The other Confederations Cup run

Among the several good tournament runs that the U.S. men’s national team has had in recent years, one that tends to be mostly forgotten is the 1999 Confederations Cup. The 2009 Confederations Cup is well remembered, especially the victory over Spain, but not 1999, when the United States advanced through the first round from a group that included Brazil and Germany. It gave the host nation, Mexico, a down-to-the-wire battle in the semifinals, and coach Bruce Arena got a chance to employ the same strategy that he did to great advantage in the 2002 World Cup, using nearly his full roster.

The United States team needed something to restore its damaged reputation after the 1998 World Cup, and this tournament provided it. This was the first competitive event in which the United States had played under Arena, and it was looking as though the new coach had revived American fortunes with remarkable speed.

This tournament was the same one in which the United States had played in 1992, but it had since been expanded and moved from Saudi Arabia to Mexico (the name, previously the Intercontinental Cup, also had been changed). Seven years before, with only four teams, the tournament didn’t require a first round, just semifinals and a final. Now, the United States was placed in a first-round group with New Zealand, Brazil and Germany, with all three of its group games to be played in Guadalajara.

The United States started in unspectacular fashion by beating New Zealand, 2-1, on July 24. A loss to the Kiwis would have been an embarrassment. Goals by Brian McBride and Jovan Kirovski made sure that it didn’t happen.

Four days later it was Brazil, for whom Guadalajara was a favorite site, having been the Brazilians’ happy home in both the 1970 and 1986 World Cups. The Americans came out on the short end of a 1-0 score, but with a dose of pride nevertheless after having played maybe their best game ever against Brazil. The United States now was tied with Germany for second place in the group but had the edge in goal difference. A tie with Germany in their final first-round game would put the Americans into the semifinals, and they had beaten Germany by 3-0 in a friendly a few months before.

Against Germany, Arena took a gamble and got away with it. He knew that if the United States reached the semifinals it would be playing its fourth game in nine days, so he gave most of his regulars the day off.
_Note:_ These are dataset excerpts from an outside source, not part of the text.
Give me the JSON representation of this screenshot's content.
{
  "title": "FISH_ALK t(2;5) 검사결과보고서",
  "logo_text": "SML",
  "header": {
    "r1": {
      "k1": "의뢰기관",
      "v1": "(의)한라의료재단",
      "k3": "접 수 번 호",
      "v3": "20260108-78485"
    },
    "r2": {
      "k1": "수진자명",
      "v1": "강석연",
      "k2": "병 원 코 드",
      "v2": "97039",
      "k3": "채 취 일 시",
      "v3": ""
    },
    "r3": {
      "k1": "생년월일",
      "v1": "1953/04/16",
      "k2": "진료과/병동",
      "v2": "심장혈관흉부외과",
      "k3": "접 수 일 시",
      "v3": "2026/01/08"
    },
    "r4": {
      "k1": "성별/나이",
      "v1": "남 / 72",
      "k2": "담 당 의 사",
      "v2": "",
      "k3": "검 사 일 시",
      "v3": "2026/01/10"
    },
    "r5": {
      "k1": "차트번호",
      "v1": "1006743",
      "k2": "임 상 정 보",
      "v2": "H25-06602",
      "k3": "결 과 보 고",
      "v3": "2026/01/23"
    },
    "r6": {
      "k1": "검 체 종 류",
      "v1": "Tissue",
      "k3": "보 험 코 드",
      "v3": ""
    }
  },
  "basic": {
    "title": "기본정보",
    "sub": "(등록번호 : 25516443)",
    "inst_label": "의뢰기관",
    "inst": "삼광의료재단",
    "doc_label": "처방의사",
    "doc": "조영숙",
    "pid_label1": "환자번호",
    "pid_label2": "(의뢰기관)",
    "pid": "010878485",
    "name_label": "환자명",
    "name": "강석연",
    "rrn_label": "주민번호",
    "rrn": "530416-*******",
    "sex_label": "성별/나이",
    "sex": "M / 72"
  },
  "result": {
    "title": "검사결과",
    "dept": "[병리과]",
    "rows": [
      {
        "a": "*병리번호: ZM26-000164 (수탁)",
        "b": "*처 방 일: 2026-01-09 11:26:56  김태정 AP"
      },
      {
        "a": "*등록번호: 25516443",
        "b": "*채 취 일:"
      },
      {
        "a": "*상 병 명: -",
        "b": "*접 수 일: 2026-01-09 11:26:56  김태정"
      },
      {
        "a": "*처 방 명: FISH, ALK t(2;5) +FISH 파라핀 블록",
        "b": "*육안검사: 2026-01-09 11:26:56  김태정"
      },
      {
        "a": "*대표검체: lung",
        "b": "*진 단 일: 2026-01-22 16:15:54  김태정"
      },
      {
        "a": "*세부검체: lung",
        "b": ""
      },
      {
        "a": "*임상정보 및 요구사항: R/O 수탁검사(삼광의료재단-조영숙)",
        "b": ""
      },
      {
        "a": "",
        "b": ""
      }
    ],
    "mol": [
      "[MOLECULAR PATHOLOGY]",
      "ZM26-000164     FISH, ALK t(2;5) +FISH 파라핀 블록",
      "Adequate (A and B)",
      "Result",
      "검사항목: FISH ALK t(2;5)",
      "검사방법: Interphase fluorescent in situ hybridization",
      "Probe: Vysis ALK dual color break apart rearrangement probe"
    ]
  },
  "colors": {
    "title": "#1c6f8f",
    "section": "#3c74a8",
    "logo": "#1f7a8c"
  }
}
Advancing to the semis with players too worn out to play well wouldn’t have been much of a victory. He started only two of the same 11 who had started against Brazil two days before. The change didn’t seem to hurt against an opponent that was descending into the deepest slump the German national team had ever faced. Ben Olsen’s goal in the 23rd minute and Joe-Max Moore’s five minutes after halftime were two more than Germany could muster.

The United States’ semifinal opponent was Mexico, two days later in Mexico City, and again Arena made wholesale changes in his lineup, starting only three of the 11 who had started against Germany. As they had done the previous time they faced the Tricolores at the Azteca, the Americans played Mexico through a scoreless 90 minutes, but this was a knockout game, so there was overtime, and Cuauhtemoc Blanco’s golden goal in the 97th minute broke the tie. A good effort by goalkeeper Kasey Keller wasn’t enough to get the Americans into the final.

In the third-place game against demoralized Saudi Arabia, which had lost to Brazil by 8-2 in the semifinals, Arena fielded most of the same lineup that had beaten Germany. The Americans eased to a 2-0 win on goals by Paul Bravo and Brian McBride.